Легенды и были Невьянской башни - страница 9
Спустя четверть века, при дочери Петра императрице Елизавете, останки Александра Невского поместили в серебряную гробницу, чеканные барельефы которой рассказывали о главных событиях жизни и победах полководца. На одной из сторон саркофага, на картуше, отчеканены слова Михаила Ломоносова:
А на другом картуше, который держит один из ангелов, читаем такие строки: «Державнейшая Елизавета… сию… украшенную раку из первоприобретенного при ее благословенной державе сребра соорудить благоволила в лето 1750.»
Осматривая гробницу, невольно припоминаешь героические страницы истории Древней Руси, связанные с именем Александра Невского, восхищаешься гробницей, удивляешься искуснейшему мастерству художников, литейщиков, чеканщиков и громадности самой раки — 90 пудов драгоценного металла! — и благородству матового блеска сибирского серебра…
Но поначалу как-то не придаешь значения тому, что само по себе это серебро — тоже памятник русской истории. Не придаешь, хотя и надписи на гробнице, и экскурсовод сообщают о том, что это «первоприобретенное сребро», которое русское «недро земное открыло». Да, это интереснейший памятник истории, несмотря на историческую неточность надписи: гробница создана вовсе не из самого первого русского серебра. Но она создана из серебра, к которому легенды Невьянской башни имеют прямое отношение.
«Высочайший случай» Акинфия Демидова
В один из морозных январских дней 1744 года до Невьянского завода — горной столицы ведомства Акинфия Демидова — добрался с Алтая посыльный, преодолев более двух тысяч верст сибирского бездорожья со скоростью, с какой не ездил ни один самый срочный правительственный курьер. У Демидова с горным Алтаем была своя великолепно налаженная связь. Посыльный передал грозному властелину письмо приказчика Колывано-Воскресенских заводов, в котором тот, кроме разных заводских дел, уведомлял, что после окончания контракта выехал в Петербург саксонский штейгер Филипп Трегер. Но уехал не просто так, а с обидой на хозяина завода.
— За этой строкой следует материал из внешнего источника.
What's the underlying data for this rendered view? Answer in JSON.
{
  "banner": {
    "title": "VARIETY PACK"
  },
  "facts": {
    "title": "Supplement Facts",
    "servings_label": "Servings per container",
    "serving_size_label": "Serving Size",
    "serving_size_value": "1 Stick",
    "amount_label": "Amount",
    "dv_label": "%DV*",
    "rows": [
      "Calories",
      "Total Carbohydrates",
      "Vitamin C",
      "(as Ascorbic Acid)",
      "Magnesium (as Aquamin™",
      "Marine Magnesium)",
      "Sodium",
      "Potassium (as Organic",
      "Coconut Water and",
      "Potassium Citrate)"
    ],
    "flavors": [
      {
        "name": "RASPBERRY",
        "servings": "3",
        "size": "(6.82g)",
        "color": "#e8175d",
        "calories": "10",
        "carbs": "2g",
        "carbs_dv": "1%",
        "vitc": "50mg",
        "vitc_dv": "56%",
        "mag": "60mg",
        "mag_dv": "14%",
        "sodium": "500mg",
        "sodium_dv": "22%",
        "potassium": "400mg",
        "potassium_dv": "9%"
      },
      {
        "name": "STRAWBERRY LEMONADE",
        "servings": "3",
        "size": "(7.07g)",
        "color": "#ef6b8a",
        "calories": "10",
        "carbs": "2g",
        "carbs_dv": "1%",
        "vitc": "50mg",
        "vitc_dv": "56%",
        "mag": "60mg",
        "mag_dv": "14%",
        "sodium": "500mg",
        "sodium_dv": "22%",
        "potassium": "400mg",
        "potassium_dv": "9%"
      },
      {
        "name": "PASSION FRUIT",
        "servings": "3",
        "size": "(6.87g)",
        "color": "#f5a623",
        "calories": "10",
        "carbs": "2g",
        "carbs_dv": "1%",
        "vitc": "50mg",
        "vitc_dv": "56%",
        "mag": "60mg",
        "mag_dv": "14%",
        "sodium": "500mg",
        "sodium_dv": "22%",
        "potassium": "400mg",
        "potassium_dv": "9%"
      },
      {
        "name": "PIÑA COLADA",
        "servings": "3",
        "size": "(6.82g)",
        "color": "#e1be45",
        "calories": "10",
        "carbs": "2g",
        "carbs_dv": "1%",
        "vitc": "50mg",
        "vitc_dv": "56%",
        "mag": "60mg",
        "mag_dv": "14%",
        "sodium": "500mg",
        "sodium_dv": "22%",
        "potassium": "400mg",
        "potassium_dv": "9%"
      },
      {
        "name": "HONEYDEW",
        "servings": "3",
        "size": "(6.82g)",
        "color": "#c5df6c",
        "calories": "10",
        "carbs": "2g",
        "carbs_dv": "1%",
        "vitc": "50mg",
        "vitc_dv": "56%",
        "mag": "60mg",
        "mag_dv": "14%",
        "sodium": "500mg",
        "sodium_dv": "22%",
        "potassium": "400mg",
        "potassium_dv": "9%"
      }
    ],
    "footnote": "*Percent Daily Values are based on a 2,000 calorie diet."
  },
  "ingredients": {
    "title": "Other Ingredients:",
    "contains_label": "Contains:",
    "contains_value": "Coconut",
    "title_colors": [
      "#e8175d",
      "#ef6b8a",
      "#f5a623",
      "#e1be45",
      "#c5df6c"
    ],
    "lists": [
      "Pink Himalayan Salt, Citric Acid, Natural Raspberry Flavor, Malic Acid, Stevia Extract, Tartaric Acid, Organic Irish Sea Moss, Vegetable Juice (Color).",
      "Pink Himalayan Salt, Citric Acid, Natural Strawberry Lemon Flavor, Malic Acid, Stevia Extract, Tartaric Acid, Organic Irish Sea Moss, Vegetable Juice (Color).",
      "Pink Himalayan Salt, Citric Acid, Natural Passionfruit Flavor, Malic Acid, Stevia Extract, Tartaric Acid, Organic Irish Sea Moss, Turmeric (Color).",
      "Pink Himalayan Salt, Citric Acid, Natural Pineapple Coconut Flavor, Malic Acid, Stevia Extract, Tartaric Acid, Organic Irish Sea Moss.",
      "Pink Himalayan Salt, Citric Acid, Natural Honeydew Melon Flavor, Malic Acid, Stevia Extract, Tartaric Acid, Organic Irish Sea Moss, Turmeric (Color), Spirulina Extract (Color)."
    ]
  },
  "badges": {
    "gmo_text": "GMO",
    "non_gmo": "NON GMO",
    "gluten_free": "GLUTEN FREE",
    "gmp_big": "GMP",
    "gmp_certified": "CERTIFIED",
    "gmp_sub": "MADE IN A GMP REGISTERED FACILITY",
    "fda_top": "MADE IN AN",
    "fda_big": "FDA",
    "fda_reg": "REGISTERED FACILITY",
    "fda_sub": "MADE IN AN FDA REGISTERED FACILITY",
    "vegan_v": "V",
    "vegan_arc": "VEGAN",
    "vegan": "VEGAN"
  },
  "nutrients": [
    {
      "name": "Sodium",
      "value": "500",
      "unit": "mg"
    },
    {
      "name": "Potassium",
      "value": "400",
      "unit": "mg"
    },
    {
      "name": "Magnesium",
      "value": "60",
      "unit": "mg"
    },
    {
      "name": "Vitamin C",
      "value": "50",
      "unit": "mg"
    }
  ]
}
Перед самым отъездом, сообщал приказчик, хмельной штейгер говаривал знакомым, что известит в столице о кое-каких колыванских делах и что извет уже приготовил…
С этим письмом Акинфий Никитич просидел целый день один, никого к себе не допуская. Умный и опытный хищник сразу же почувствовал опасность. Он понял, что если этот проклятый саксонец, по его хозяйскому приказу выпоротый плетьми за промашку в деле, объявится в столице, то ему, Акинфию Демидову, несдобровать: есть грехи, за которые не пощадят даже самого могущественного горнопромышленника России.
И, несмотря на январскую стужу, на свои шестьдесят шесть лет, на недомогание, он приказал немедля готовить свой возок с дворянским гербом, отобрать лучших лошадей да загрузить две подводы подарками.
И не успел посыльный еще проспаться после долгой изнурительной езды, как Акинфий Никитич вместе с самыми верными приказчиками и телохранителями уже отправился в свой длинный и трудный путь. В дороге он гневался из-за любой, даже самой малой задержки, не жалел ни лошадей, которых меняли на его же, демидовских, постоялых дворах, раскиданных на всем пути от Невьянска до Петербурга, ни своих людей, которым не было ни часа покоя, ни самого себя; отказался ночевать под крышей, спал на ходу, прямо в возке, закутавшись в огромный тулуп.
Прибыв же в столицу, уже не торопился, не суетился, но и времени зря не терял. К своему новому милостивцу, барону Ивану Черкасову, личному кабинет-секретарю императрицы, Демидов явился с такими подарками, что даже привыкший к подношениям барон был польщен чрезвычайно. В ближайшие же дни уральский заводчик нанес визиты еще некоторым придворным, находившимся в особом фаворе у императрицы.